Uh huh. I said, “Well geez mom, thanks. We were just at Cabela’s and the moose they had there was actually bigger than the elephant. So thanks a lot. I’m as big as a moose. That’s much better.”
Bring it home mom: “No, I said a baby moose.” Just holding her coffee cup, sitting across from me, drinking and comparing me to the wildlife. I stared at her for what seemed like a minute, and I really don’t remember if I was actually thinking anything. But for some reason when my mom says stuff like that it just makes me burst into laughter. I guess maybe because I never expect it. So I laughed and I said that I am writing all of this down so I don’t forget and I thanked her for giving me my next article here. Cause really, let’s face it now, some of these posts are turning into mini-novels already.
But back to Rita. She said, “See? What would you do if I didn’t give you something to write about?” Hmm. I just don’t know.
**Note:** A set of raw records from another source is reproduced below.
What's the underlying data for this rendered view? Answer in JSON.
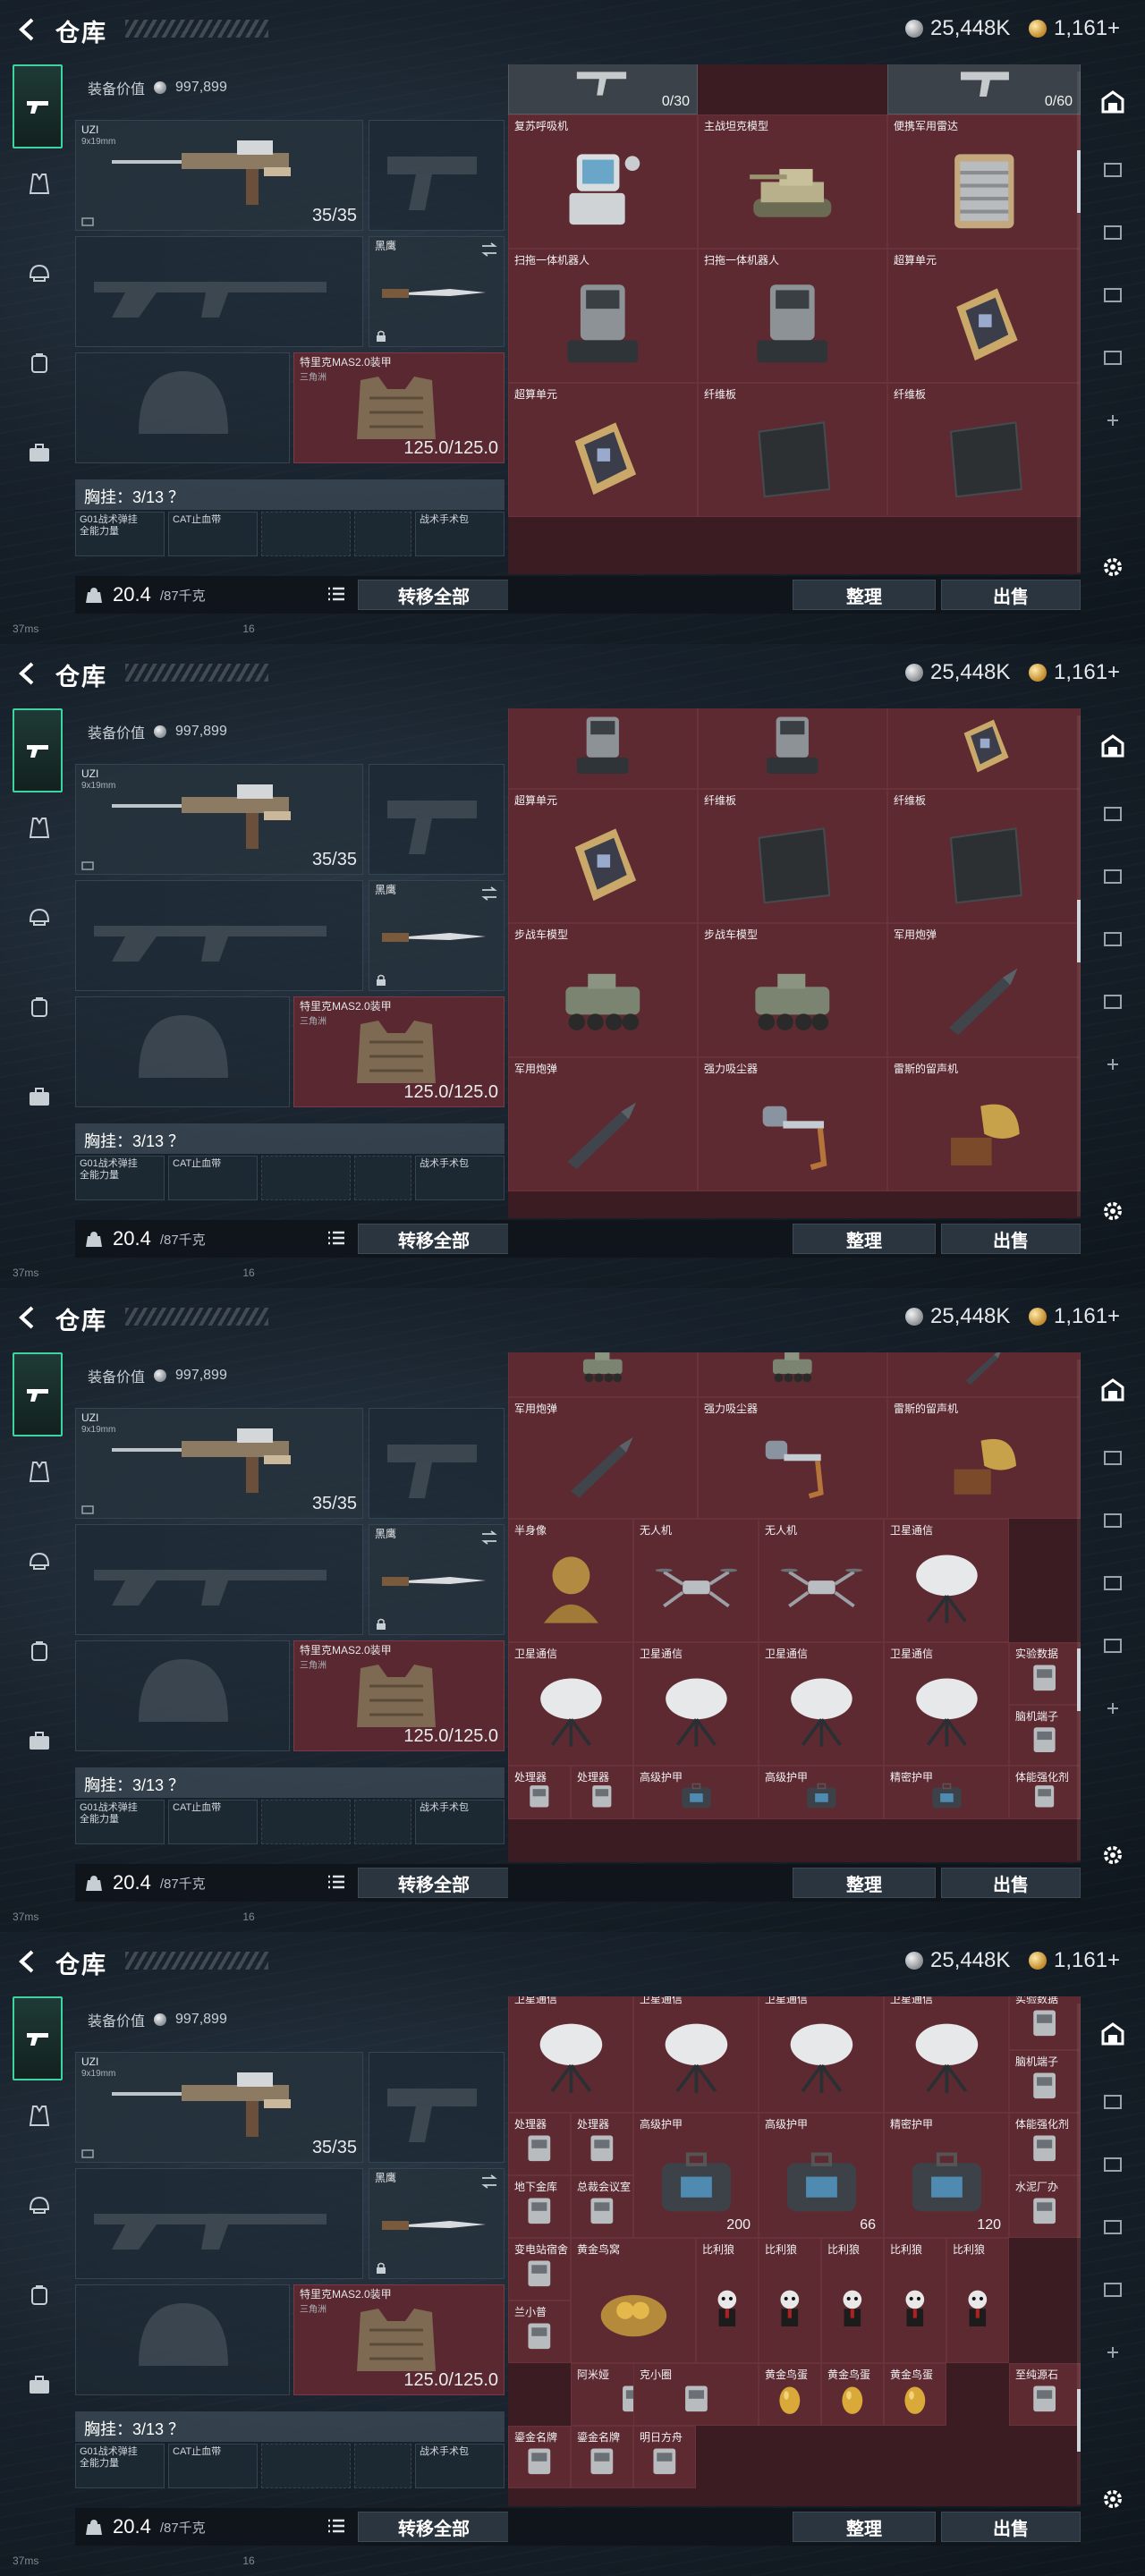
{
  "app": {
    "title": "仓库",
    "currency_silver": "25,448K",
    "currency_gold": "1,161+",
    "back_icon": "back-arrow-icon"
  },
  "equipment": {
    "value_label": "装备价值",
    "value": "997,899",
    "primary_weapon": {
      "name": "UZI",
      "caliber": "9x19mm",
      "ammo": "35/35"
    },
    "melee": {
      "name": "黑鹰"
    },
    "armor": {
      "name": "特里克MAS2.0装甲",
      "sub": "三角洲",
      "durability": "125.0/125.0"
    },
    "chest_label": "胸挂：3/13 ？",
    "chest_slots": [
      {
        "label": "G01战术弹挂\n全能力量"
      },
      {
        "label": "CAT止血带"
      },
      {
        "label": "战术手术包"
      }
    ],
    "weight": "20.4",
    "weight_unit": "/87千克",
    "transfer_all": "转移全部"
  },
  "inventory": {
    "sort_label": "整理",
    "sell_label": "出售"
  },
  "footer": {
    "ping": "37ms",
    "page": "16"
  },
  "panels": [
    {
      "scroll_thumb": 0.18,
      "cells": [
        {
          "label": "",
          "count": "0/30",
          "art": "rifle",
          "color": "gray"
        },
        {
          "label": "",
          "count": "0/60",
          "art": "rifle2",
          "color": "gray"
        },
        {
          "label": "复苏呼吸机",
          "art": "monitor"
        },
        {
          "label": "主战坦克模型",
          "art": "tank"
        },
        {
          "label": "便携军用雷达",
          "art": "radar"
        },
        {
          "label": "扫拖一体机器人",
          "art": "robot"
        },
        {
          "label": "扫拖一体机器人",
          "art": "robot"
        },
        {
          "label": "超算单元",
          "art": "chip"
        },
        {
          "label": "超算单元",
          "art": "chip"
        },
        {
          "label": "纤维板",
          "art": "board"
        },
        {
          "label": "纤维板",
          "art": "board"
        }
      ]
    },
    {
      "scroll_thumb": 0.42,
      "cells": [
        {
          "label": "",
          "art": "robot"
        },
        {
          "label": "",
          "art": "robot"
        },
        {
          "label": "",
          "art": "chip"
        },
        {
          "label": "超算单元",
          "art": "chip"
        },
        {
          "label": "纤维板",
          "art": "board"
        },
        {
          "label": "纤维板",
          "art": "board"
        },
        {
          "label": "步战车模型",
          "art": "apc"
        },
        {
          "label": "步战车模型",
          "art": "apc"
        },
        {
          "label": "军用炮弹",
          "art": "shell"
        },
        {
          "label": "军用炮弹",
          "art": "shell"
        },
        {
          "label": "强力吸尘器",
          "art": "vacuum"
        },
        {
          "label": "雷斯的留声机",
          "art": "phonograph"
        }
      ]
    },
    {
      "scroll_thumb": 0.66,
      "cells": [
        {
          "label": "",
          "art": "apc"
        },
        {
          "label": "",
          "art": "apc"
        },
        {
          "label": "",
          "art": "shell"
        },
        {
          "label": "军用炮弹",
          "art": "shell"
        },
        {
          "label": "强力吸尘器",
          "art": "vacuum"
        },
        {
          "label": "雷斯的留声机",
          "art": "phonograph"
        },
        {
          "label": "半身像",
          "art": "bust"
        },
        {
          "label": "无人机",
          "art": "drone"
        },
        {
          "label": "无人机",
          "art": "drone"
        },
        {
          "label": "卫星通信",
          "art": "dish"
        },
        {
          "label": "卫星通信",
          "art": "dish"
        },
        {
          "label": "卫星通信",
          "art": "dish"
        },
        {
          "label": "卫星通信",
          "art": "dish"
        },
        {
          "label": "卫星通信",
          "art": "dish"
        },
        {
          "label": "实验数据",
          "art": "small"
        },
        {
          "label": "脑机端子",
          "art": "small"
        },
        {
          "label": "处理器",
          "art": "small"
        },
        {
          "label": "处理器",
          "art": "small"
        },
        {
          "label": "高级护甲",
          "art": "case"
        },
        {
          "label": "高级护甲",
          "art": "case"
        },
        {
          "label": "精密护甲",
          "art": "case"
        },
        {
          "label": "体能强化剂",
          "art": "small"
        }
      ]
    },
    {
      "scroll_thumb": 0.88,
      "cells": [
        {
          "label": "卫星通信",
          "art": "dish"
        },
        {
          "label": "卫星通信",
          "art": "dish"
        },
        {
          "label": "卫星通信",
          "art": "dish"
        },
        {
          "label": "卫星通信",
          "art": "dish"
        },
        {
          "label": "实验数据",
          "art": "small"
        },
        {
          "label": "脑机端子",
          "art": "small"
        },
        {
          "label": "处理器",
          "art": "small"
        },
        {
          "label": "处理器",
          "art": "small"
        },
        {
          "label": "高级护甲",
          "art": "case",
          "count": "200"
        },
        {
          "label": "高级护甲",
          "art": "case",
          "count": "66"
        },
        {
          "label": "精密护甲",
          "art": "case",
          "count": "120"
        },
        {
          "label": "体能强化剂",
          "art": "small"
        },
        {
          "label": "地下金库",
          "art": "small"
        },
        {
          "label": "总裁会议室",
          "art": "small"
        },
        {
          "label": "水泥厂办",
          "art": "small"
        },
        {
          "label": "变电站宿舍",
          "art": "small"
        },
        {
          "label": "黄金鸟窝",
          "art": "nest"
        },
        {
          "label": "比利狼",
          "art": "doll"
        },
        {
          "label": "比利狼",
          "art": "doll"
        },
        {
          "label": "比利狼",
          "art": "doll"
        },
        {
          "label": "比利狼",
          "art": "doll"
        },
        {
          "label": "比利狼",
          "art": "doll"
        },
        {
          "label": "兰小普",
          "art": "small"
        },
        {
          "label": "阿米娅",
          "art": "small"
        },
        {
          "label": "克小圈",
          "art": "small"
        },
        {
          "label": "黄金鸟蛋",
          "art": "egg"
        },
        {
          "label": "黄金鸟蛋",
          "art": "egg"
        },
        {
          "label": "黄金鸟蛋",
          "art": "egg"
        },
        {
          "label": "至纯源石",
          "art": "small"
        },
        {
          "label": "鎏金名牌",
          "art": "small"
        },
        {
          "label": "鎏金名牌",
          "art": "small"
        },
        {
          "label": "明日方舟",
          "art": "small"
        }
      ]
    }
  ]
}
So that’s my mish mash story for today. Haven’t heard anything back from the interview. So I wait. I felt so bad I wasn’t even going to go exercise, which is exactly the time I should go. Thanks to a movie due back to the video store today, my unwillingness to drive on the unplowed streets where I live, and the fact that my daughter suggested it to begin with, we were able to sneak in almost an hour of walking, about 1.7 miles, in unshoveled snow. It’s like walking on sand, but in boots and jeans and coats and hats and gloves. It was actually quite fun and a pretty good work out. My legs were burning! And my calves are sore. But that makes FOUR days in a row. Now I need to go to bed because I am tired from the stress of worrying about everything and nothing.
I’ll throw in another animal shot to keep things even. I think they’re bucks, not moose, but you get the idea. And for those keeping count, my push up total still stands at about half of one. BUT, I was able to hover above the ground, in the down position for much longer than yesterday before my chubby gut hit the floor. Then I pushed myself back up and called it “one.” Have a good night.